The important material parameters of the AC, i.e., the solid phase and the fluid phase, have been shown to be effectively incompressible^[27]. Therefore, Poisson's ratio is particularly set to be 0.499. For the cortical bone, the solid matrix (14 GPa) has a bulk modulus 6 times that of water (2.3 GPa), which leads to a compressibility coefficient B

(63)

of 0.40^[24]. In the case of soft tissues, the bulk moduli of the soft tissue matrix and the pore water are almost the same and the compressibility B is about 1.0. In our study, it is about 0.9. The other important material parameter would be the permeability. Its order is about 10^-18 m². In this paper, this parameter is fixed at 2.74×10^-18 m². This parameter would not be a constant with the AC's nonlinear material properties. In an experiment study^[28], the normal permeability of the AC superficial, middle, and deep layers were tested with the value of 1.03×10^-18 m², 1.10×10^-18 m², and 0.86×10^-18 m², respectively. The permeability plays an important role in the fluid flowing behavior. As shown in Figs. 6(b) and 6(d), both the fluid velocity amplitudes in two cases increase as the permeability value increases, while the pressure amplitude decreases as the permeability increases approach 10^-17 m². In most studies, this parameter is set on the order of 10^-18 m². The frictional property of AC is also influenced by the permeability. The reduced permeability results in decreasing friction coefficient in the AC^[28]. Though the permeability is difficult to quantify, several estimations of the permeability have been proposed, ranging from 10^-19 m² to 10^-17 m². For the cortical bone associated with the lacuno-canalicular system (LCS), this parameter lays between 10^-25 m² and 10^-20 m^2[29-31].

7 Conclusions

This analytical poroelastic solution links the external loads to the interstitial fluid pressure and velocity, which may be a stimulus to the AC injury mechanism involved fluid flow. However, simplifications and limitations in this ideal AC model are obvious. First, the geometrical disc shape and the boundary conditions are just for the experimental tests, and it is far away from the natural AC. Second, the nonlinear permeability and elastic properties are not considered in this model. However, some basic material parameters can be obtained by combining this theoretical solution with the experiment. A more detailed model taking these disadvantages into account may contribute to a better understanding of mechanotransduction associated with the fluid stimulate, as well as the mechanisms in AC injury or repairing processes. Though there are limitations, some main conclusions may be drawn below.

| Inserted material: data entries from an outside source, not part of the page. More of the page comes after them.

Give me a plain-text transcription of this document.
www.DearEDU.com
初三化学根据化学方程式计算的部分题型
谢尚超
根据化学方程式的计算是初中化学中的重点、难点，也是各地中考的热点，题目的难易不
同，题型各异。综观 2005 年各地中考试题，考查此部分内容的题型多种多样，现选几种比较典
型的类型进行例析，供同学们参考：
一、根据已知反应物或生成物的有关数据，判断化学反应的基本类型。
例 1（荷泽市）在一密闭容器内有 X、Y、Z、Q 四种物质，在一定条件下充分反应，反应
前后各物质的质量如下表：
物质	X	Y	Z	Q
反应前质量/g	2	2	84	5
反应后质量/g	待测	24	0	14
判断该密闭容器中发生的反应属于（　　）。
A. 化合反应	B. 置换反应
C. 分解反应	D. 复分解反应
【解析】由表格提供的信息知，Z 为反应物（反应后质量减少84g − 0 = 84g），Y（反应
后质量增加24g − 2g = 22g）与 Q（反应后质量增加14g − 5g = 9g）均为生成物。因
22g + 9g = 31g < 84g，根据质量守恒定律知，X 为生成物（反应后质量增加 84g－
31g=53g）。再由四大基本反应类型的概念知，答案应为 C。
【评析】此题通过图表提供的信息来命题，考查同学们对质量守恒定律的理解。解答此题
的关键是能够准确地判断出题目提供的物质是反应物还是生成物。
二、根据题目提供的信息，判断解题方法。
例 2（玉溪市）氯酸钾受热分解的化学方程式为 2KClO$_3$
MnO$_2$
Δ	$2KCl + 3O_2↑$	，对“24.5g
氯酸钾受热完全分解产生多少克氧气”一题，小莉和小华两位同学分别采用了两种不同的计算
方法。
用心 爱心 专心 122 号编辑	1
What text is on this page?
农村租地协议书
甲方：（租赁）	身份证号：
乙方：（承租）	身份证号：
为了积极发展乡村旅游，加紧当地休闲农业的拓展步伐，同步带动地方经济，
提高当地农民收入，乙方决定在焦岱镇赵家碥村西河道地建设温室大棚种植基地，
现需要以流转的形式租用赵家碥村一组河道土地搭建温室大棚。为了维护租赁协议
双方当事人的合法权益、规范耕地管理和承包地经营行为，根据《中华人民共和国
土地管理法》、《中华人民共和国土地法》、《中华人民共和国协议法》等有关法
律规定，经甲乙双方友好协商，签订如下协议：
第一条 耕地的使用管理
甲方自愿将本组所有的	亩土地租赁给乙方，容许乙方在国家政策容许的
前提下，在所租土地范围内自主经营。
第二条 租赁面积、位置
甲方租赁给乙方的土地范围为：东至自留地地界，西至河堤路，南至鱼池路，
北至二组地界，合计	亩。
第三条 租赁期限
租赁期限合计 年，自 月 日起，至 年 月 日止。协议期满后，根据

(ⅰ) Both the pore pressure and fluid velocity amplitudes are proportional to the strain loading amplitude.

(ⅱ) In a physiological loading state, it seems that both the amplitudes of pore fluid pressure and velocity in the AC depend more on the loading amplitude than on the frequency. Thus, in order to obtain the considerable fluid stimulus for the AC cell responses, the most effective way is to increase the loading amplitude rather than the frequency.

(ⅲ) Both the pressure and fluid velocity are strongly affected by the permeability variations.